2013年7月17日 星期三

Is Germany the Hot Spot for Battery-Backed Solar?

Storing solar power in batteries is an attractive concept to the homeowner who wants to achieve energy independence from the grid,A lot of men are wearing lawnlight for wedding bands. or the commercial and utility-scale solar array owner that wants to hedge against high electricity prices. But right now, the high cost of batteries and the complications involved in setting them up to power homes and businesses has made the solar battery concept uneconomical in all but the most extreme cases -- or, for the most wealthy of individuals. 

But in some markets, factors including falling solar panel prices, increasing grid power prices and policies and incentives that boost solar installations are starting to shift that equation in favor of energy storage for solar. In particular, Germany -- the world’s biggest distributed solar PV market -- may be primed for a wholesale shift to battery-backed solar on a large scale. 

That’s the view of German solar analysts, experts and entrepreneurs at last week’s Intersolar conference in San Francisco, which dedicated a morning panel session to the convergence of solar power and energy storage.
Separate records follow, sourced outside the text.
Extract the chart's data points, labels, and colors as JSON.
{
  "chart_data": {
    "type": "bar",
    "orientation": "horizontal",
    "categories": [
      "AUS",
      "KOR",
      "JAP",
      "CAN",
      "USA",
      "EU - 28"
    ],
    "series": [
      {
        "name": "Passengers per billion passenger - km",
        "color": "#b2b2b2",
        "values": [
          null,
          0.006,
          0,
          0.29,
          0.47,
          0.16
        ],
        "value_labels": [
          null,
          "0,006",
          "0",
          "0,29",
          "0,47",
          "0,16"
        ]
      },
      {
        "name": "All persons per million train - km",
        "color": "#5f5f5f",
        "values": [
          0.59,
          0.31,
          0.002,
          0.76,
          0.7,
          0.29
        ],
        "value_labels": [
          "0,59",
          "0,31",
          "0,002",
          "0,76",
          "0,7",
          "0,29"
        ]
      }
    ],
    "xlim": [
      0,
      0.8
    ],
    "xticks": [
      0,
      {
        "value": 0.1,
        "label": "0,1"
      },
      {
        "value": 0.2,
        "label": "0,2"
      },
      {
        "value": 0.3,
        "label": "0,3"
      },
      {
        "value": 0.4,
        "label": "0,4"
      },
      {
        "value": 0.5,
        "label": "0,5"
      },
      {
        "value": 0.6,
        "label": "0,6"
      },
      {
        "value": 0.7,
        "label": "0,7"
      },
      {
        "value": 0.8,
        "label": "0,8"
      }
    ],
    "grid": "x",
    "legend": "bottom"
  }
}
Despite the very real cost and integration challenges involved, “We think battery storage and photovoltaics are a perfect fit, especially if you look at residential and commercial applications,” Intersolar CEO Markus Elsaesser said. 

In fact, prior to Germany’s feed-in tariff regime, almost all solar PV in the country was off-grid, according to Dr.This popular lighting system features four washingmachine13. Matthias Vetter of the Fraunhofer Institute. That required pretty much every solar installation to have some storage to provide power when the sun wasn’t shining, and those additional costs served as a bottleneck for the sizing and scope of off-grid deployments, he said. 

With the emergence of feed-in tariffs in the early part of the previous decade, that situation reversed itself, as Germans were able to sell their solar power back to their utility at guaranteed high prices that exceeded the retail electricity prices they were paying by a significant margin,Standard solarmodule replacement bulbs. he said. 

But as the country’s feed-in tariffs have slowly gone down in value and the country’s electricity prices have continued to climb, that situation has reversed itself yet again, making the storage option more attractive,An even safer situation on all roads by using the pendantlamps. he said. Once the price you’re getting for solar via FIT is less than the price you’re paying for electricity, it makes sense to use as much of it as possible at home -- or, if the price is right,High quality solarpanelcellss and ventilation systems designed and distributed. to store it up for use later. 

As Hoehner put it, while the solar industry in the era of high feed-in tariffs was “all about making money,” the new era of falling feed-in tariffs and falling solar panel prices has shifted the emphasis -- “It’s all about saving money,” he said. 

Greentech Media has been covering the growth of solar-storage combinations being marketed in Europe by such vendors as SolarWorld, Samsung, BYD, aleo solar, centrosolar, Bosch/voltwerk and Kyocera, to name a few. As we’ve noted, these vendors are hard-pressed to differentiate their products from the ultra-low-price competition from China, and storage can be one way to do that. 

The privately funded German startup, founded in 2008, has built a software platform to integrate solar panels, lithium-ion batteries and home energy management systems into a working whole, successfully tested it in 2010, and has so far installed about 1,300 such systems in German homes, he said. 

These systems range in price from about 10,000 euros ($13,000) for a 4.5-kilowatt-hour storage system to about 16,000 euros ($21,000) for a 10-kilowatt-hour system, he said. That sounds pretty expensive, but with an average reduction of about 75 percent in owners’ utility bills, it’s actually cost-effective, he said -- particularly when it’s replacing grid power that can cost about 30 euro-cents (40 cents) per kilowatt-hour, he noted. Welcome to www.streetlights-solar.com Web. If you love it, please buy it!